Basic Flying Rules: “Try to stay in the middle of the air. Do not go near the edges of it. The edges of the air can be recognized by the appearance of ground, buildings, sea, trees and interstellar space. It is much more difficult to fly there. ”

– Anonymous

At the end of the 1950s the idea of the pure rocket fighter was dead and the role envisaged for a mixed jet/rocket interceptor already very limited. However, as far as American designers of research aircraft were concerned, the evolution of supersonic extreme-altitude rocket aircraft had barely started. After the successful X-l and X-2 series and the D-558-2 Skyrocket, the next step was a rocket plane that could surpass all of its predecessors in terms of speed and altitude.

Whereas the early X-l aircraft had investigated the transonic and low supersonic flight regimes, the later X-ls and the D-558-2 had explored speeds around Mach 2, and the X-2 had marginally exceeded Mach 3, the new goal was to venture into the hypersonic area of aerodynamics: Mach 5 and above. The definition of ‘hypersonic’ is somewhat nebulous since there is no clear and sudden change with respect to the supersonic flight regime (as occurs between subsonic, transonic and supersonic). In general, with respect to supersonic aerodynamics, what happens at hypersonic speeds is much more complex and far more difficult to model and predict. Many of the simplifications about the behavior of the atmosphere, aerodynamic heating and shock waves that can safely be used for supersonic theory are no longer valid at speeds over Mach 5. Laboratory tests for hypersonics are hampered by the fact that it is virtually impossible to generate a continuous Mach 5 + airflow in a wind tunnel. Hypersonic wind tunnels depend on extremely brief, explosive bursts of gas that only facilitate measurements on very small models during a fraction of a second. Once again, the only way to get large amounts of reliable data on this flight regime is to fly research aircraft at hypersonic speeds.

As regards altitude, with its maximum attained altitude of 38.5 km (126,000 feet) the X-2 had already reached into the upper stratosphere.
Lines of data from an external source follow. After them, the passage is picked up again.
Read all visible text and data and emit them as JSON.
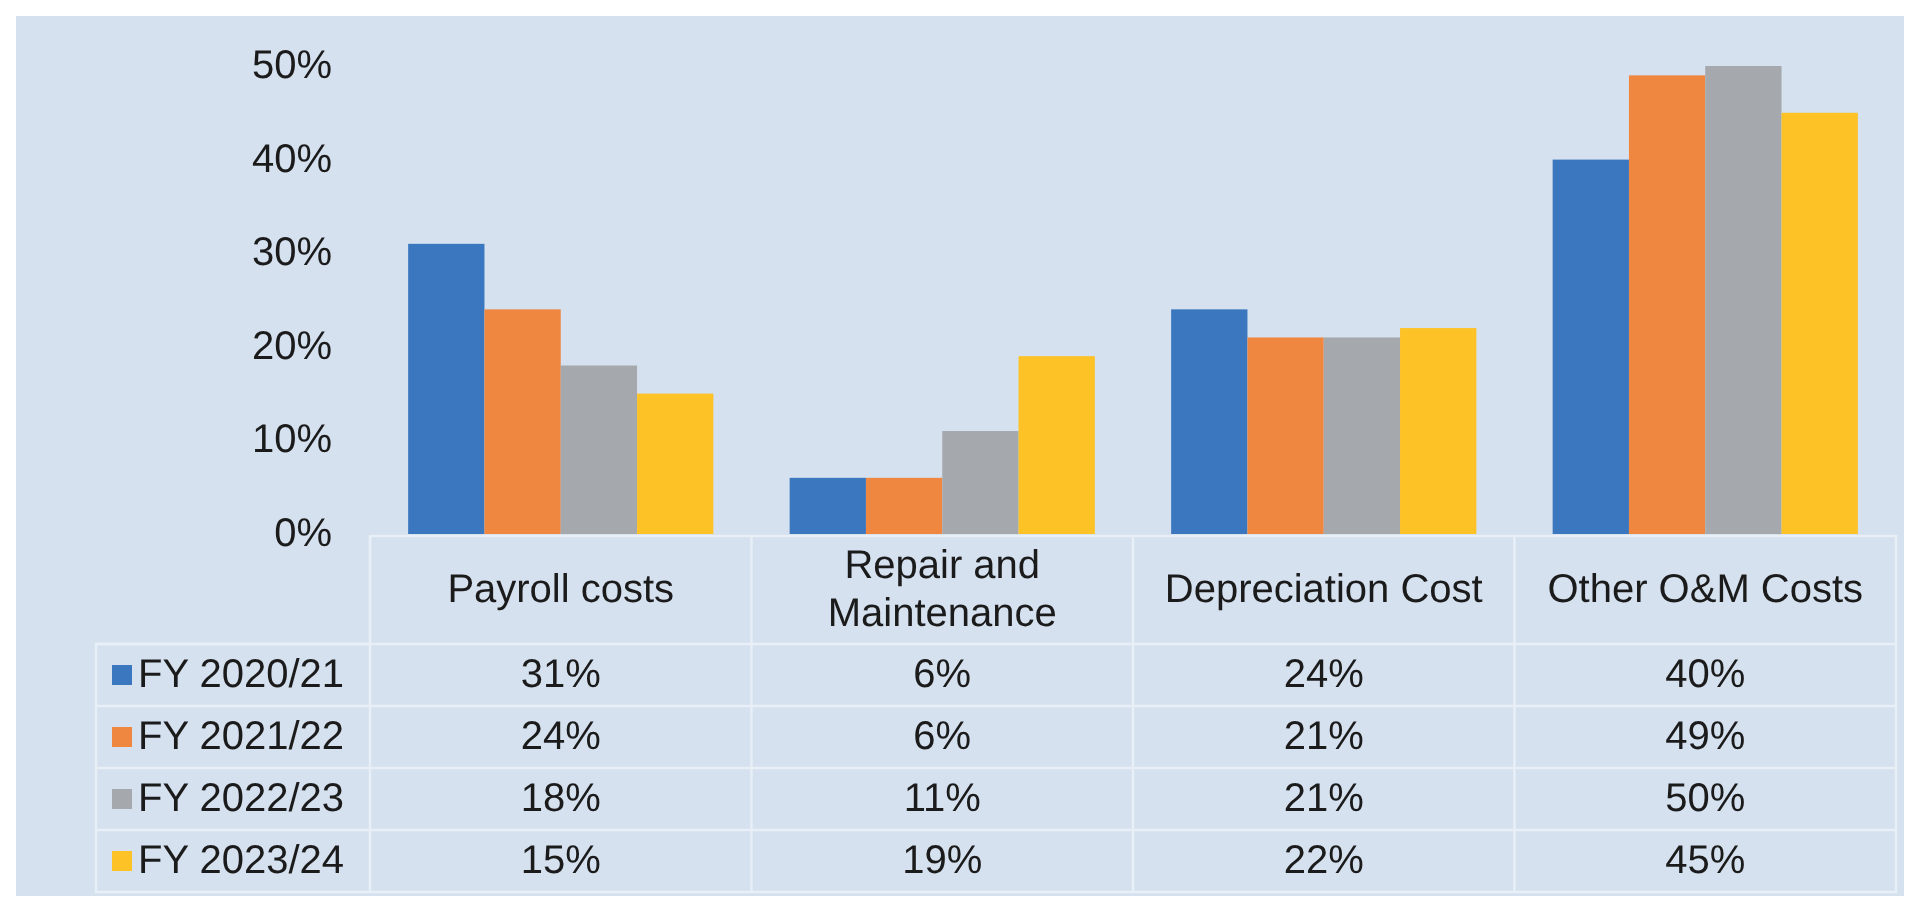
{
  "chart_data": {
    "type": "bar",
    "categories": [
      "Payroll costs",
      "Repair and Maintenance",
      "Depreciation Cost",
      "Other O&M Costs"
    ],
    "series": [
      {
        "name": "FY 2020/21",
        "color": "#3a77bf",
        "values": [
          31,
          6,
          24,
          40
        ],
        "value_labels": [
          "31%",
          "6%",
          "24%",
          "40%"
        ]
      },
      {
        "name": "FY 2021/22",
        "color": "#ef8740",
        "values": [
          24,
          6,
          21,
          49
        ],
        "value_labels": [
          "24%",
          "6%",
          "21%",
          "49%"
        ]
      },
      {
        "name": "FY 2022/23",
        "color": "#a5a8ac",
        "values": [
          18,
          11,
          21,
          50
        ],
        "value_labels": [
          "18%",
          "11%",
          "21%",
          "50%"
        ]
      },
      {
        "name": "FY 2023/24",
        "color": "#fdc225",
        "values": [
          15,
          19,
          22,
          45
        ],
        "value_labels": [
          "15%",
          "19%",
          "22%",
          "45%"
        ]
      }
    ],
    "ylim": [
      0,
      50
    ],
    "yticks": [
      {
        "value": 0,
        "label": "0%"
      },
      {
        "value": 10,
        "label": "10%"
      },
      {
        "value": 20,
        "label": "20%"
      },
      {
        "value": 30,
        "label": "30%"
      },
      {
        "value": 40,
        "label": "40%"
      },
      {
        "value": 50,
        "label": "50%"
      }
    ],
    "legend": "bottom left"
  }
}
But how a spaceplane or a shuttle-like vehicle would behave in a virtual vacuum, and what it would experience on returning from orbit, had yet to be investigated. Many aviation experts at the time expected the airplane to evolve into an orbital spaceplane, initially launched on top of a conventional rocket but later on capable of taking off and landing like a normal aircraft. As early rocket pioneers such as Yalier had foreseen, a space plane was part of an inevitable evolution. The next step, the X-15, was therefore expected to act as a bridge between aircraft and spacecraft.